Maka dari itu, kadang saya memutuskan menunda salah satu pekerjaan. Harus ada yang dikorbankan. Daripada sakit atau mati. Berproses selama 2 tahun ini, saya mencoba untuk mengurangi sifat perfeksionis (jika ada dan jika muncul) serta menggunakan filosofi “let it flow” untuk semua hal yang jalan bersamaan dan menuntut banyak hal dengan paripurna.
Ini sekali lagi bukan keluhan ya. Saya cuma mau cerita. Barangkali ada dosenmu yang kalo bales chat lama atau kasih nilai telat, mungkin karena ini. Apakah harus dimaklumi? jangan, lawan dan tuntut hak kalian mahasiswa hehe. Supaya kita semua, para dosen, kembali ingat tugas kita paling inti apa. Apakah itu? Istirahat hehe
Semoga tidak mati cepat, tapi manut sama kersane Gusti mawon nek kula.

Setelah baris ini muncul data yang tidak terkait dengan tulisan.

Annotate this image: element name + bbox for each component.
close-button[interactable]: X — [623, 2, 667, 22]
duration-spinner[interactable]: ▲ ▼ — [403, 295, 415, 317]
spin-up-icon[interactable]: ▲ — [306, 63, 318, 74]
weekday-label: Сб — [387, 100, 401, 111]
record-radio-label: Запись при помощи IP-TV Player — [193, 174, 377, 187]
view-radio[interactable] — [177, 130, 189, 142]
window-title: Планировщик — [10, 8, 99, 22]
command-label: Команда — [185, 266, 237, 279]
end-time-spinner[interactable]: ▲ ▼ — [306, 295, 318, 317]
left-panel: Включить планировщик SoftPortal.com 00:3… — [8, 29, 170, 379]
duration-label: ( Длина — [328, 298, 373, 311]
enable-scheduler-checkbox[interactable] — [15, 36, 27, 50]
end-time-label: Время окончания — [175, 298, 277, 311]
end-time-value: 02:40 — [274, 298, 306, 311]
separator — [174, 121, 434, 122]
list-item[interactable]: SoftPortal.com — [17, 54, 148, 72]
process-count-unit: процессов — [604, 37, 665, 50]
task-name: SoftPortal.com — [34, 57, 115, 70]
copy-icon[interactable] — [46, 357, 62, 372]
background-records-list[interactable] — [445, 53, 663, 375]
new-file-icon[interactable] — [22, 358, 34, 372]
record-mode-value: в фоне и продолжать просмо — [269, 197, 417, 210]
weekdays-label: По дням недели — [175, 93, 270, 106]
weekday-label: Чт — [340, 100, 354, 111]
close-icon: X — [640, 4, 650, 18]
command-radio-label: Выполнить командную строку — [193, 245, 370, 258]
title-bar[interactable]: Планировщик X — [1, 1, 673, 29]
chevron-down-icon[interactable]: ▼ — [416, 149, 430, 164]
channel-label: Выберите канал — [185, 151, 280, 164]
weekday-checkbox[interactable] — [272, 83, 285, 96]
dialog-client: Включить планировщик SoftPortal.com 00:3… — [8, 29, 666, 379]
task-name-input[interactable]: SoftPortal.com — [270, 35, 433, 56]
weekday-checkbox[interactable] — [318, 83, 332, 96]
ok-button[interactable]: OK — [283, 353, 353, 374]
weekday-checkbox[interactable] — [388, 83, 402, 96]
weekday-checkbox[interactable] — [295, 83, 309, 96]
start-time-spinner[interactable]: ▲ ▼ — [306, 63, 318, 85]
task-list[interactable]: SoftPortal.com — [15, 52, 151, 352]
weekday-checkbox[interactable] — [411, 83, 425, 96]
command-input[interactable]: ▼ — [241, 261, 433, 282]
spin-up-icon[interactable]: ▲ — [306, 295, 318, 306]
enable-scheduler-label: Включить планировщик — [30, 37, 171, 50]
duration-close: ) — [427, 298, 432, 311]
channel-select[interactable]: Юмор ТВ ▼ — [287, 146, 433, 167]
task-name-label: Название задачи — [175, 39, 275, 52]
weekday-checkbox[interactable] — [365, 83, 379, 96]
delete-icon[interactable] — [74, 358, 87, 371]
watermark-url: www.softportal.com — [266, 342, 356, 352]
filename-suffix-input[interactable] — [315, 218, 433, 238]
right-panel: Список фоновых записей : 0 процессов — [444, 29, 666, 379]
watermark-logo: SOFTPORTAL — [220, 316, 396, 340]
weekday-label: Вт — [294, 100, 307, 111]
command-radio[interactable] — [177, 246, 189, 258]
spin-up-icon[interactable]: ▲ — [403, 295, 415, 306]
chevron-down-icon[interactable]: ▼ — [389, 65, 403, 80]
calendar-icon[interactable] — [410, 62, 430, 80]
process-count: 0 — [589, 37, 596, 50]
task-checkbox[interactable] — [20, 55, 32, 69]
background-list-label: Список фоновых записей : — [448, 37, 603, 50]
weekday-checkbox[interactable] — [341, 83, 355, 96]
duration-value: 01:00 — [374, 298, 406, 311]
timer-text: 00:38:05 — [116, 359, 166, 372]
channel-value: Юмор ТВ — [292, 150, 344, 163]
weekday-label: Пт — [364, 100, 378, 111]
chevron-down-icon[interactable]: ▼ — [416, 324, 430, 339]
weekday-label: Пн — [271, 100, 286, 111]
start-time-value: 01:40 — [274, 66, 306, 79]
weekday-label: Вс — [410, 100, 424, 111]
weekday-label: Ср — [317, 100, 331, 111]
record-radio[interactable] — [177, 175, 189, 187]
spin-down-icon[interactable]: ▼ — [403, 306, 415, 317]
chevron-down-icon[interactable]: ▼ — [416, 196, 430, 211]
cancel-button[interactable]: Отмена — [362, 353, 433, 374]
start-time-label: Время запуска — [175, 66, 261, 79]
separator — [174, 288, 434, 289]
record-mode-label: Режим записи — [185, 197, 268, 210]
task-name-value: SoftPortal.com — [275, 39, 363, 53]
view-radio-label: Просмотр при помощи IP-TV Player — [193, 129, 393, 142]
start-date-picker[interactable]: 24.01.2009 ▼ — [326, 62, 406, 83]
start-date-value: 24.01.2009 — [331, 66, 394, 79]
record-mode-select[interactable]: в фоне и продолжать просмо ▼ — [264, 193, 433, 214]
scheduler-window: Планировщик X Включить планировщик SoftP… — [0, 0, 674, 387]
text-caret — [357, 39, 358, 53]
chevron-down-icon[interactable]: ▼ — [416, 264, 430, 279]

Sehat-sehat semua dosen se-Indonesia. Yang bukan dosen tentu juga masuk dalam list doa saya.
AI semoga bisa bantu pekerjaan kita. Kalo gabisa nanti aku minta bantuan UEO. AIUEO.
Kesehatan adalah hal utama, jangan sampai tertipu dengan adanya asuransi yang jadi sandaran sakitmu. Sandarkan hidup pada kebaikan Allah SWT, kerja kita untuk ngisi waktu nunggu mati sambil diantara solat dan berbuat baik lainnya. Tapi bukan maksudnya jadi males dan suka mengeluh. Semoga cita-cita pengangguran berpenghasilan tinggi segera tercapai, di metaverse wkwk.
Sekali lagi, bukan bermaksud merasa kerjaan saya paling banyak. Tentu lebih banyak yang lebih sibuk dan menekan pekerjaannya ya. Hanya memberi secuil screenshot dari hidupku dan mungkin hidup orang-orang yang serupa.